One person died and another was injured Wednesday after a rockfall on a popular climbing route in Yosemite National Park, the National Park Service said.
The incident was reported on El Capitan, a granite monolith that rises straight up about 3,000 feet in the Sierra Nevada of California. The NPS said a rockfall of “undetermined size” occurred about 1:55 p.m. local time, and park rangers and search and rescue personnel were at the scene.
“The release point appears to be near the ‘Waterfall Route,’ a popular climbing route on the East Buttress of El Capitan,” the park service said. “This is the climbing season in Yosemite National Park and there are many climbers on El Capitan and other climbing routes in the park.”

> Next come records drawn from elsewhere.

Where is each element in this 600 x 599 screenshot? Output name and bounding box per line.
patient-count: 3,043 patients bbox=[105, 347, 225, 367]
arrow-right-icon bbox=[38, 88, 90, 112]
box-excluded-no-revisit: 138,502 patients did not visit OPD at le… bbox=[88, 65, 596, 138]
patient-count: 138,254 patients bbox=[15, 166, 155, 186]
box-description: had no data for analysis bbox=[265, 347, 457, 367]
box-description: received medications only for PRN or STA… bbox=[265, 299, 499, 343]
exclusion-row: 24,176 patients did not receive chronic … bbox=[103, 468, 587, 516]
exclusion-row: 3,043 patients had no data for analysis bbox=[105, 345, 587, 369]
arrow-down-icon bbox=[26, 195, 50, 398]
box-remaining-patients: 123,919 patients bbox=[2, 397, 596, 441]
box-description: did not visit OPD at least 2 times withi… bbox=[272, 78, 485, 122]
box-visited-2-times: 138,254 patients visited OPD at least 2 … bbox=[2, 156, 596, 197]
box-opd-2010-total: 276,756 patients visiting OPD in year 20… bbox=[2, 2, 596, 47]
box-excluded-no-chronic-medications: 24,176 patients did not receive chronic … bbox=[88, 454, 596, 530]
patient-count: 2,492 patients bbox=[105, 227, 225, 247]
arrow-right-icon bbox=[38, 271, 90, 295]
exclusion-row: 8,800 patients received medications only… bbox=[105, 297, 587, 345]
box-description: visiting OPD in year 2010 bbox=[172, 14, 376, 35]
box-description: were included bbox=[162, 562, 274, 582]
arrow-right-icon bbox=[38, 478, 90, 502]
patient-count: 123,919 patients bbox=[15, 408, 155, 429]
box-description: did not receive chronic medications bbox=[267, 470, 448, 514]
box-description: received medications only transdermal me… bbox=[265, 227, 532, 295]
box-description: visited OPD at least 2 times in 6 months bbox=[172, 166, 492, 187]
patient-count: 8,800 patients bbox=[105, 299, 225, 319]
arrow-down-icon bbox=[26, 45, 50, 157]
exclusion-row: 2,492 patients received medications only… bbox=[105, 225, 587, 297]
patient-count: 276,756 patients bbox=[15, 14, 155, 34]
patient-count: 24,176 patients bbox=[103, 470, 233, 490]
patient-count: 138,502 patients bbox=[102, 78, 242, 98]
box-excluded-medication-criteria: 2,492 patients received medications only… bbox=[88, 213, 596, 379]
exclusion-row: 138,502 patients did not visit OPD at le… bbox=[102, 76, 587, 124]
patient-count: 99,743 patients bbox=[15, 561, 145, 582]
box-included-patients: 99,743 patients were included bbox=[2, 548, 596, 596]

Park rangers were working to get one injured person to medical care.
The NPS did not identify the victim or injured person on Wednesday.
Ryan Sheridan, a climber, posted a photo to Facebook with a comment that said the fall “doesn’t look good” and that “one person walked out of the debris.”
Comments on a rock climbing forum said the fall “looked like a sheet of rock about 100 feet square.”
The NPS reported a subsequent rock fall off El Capitan on Thursday afternoon that resulted in a road closure.
No new deaths or injuries were reported from the slide, and Yosemite remained open.
This story has been updated with reports of an additional rockfall on Thursday.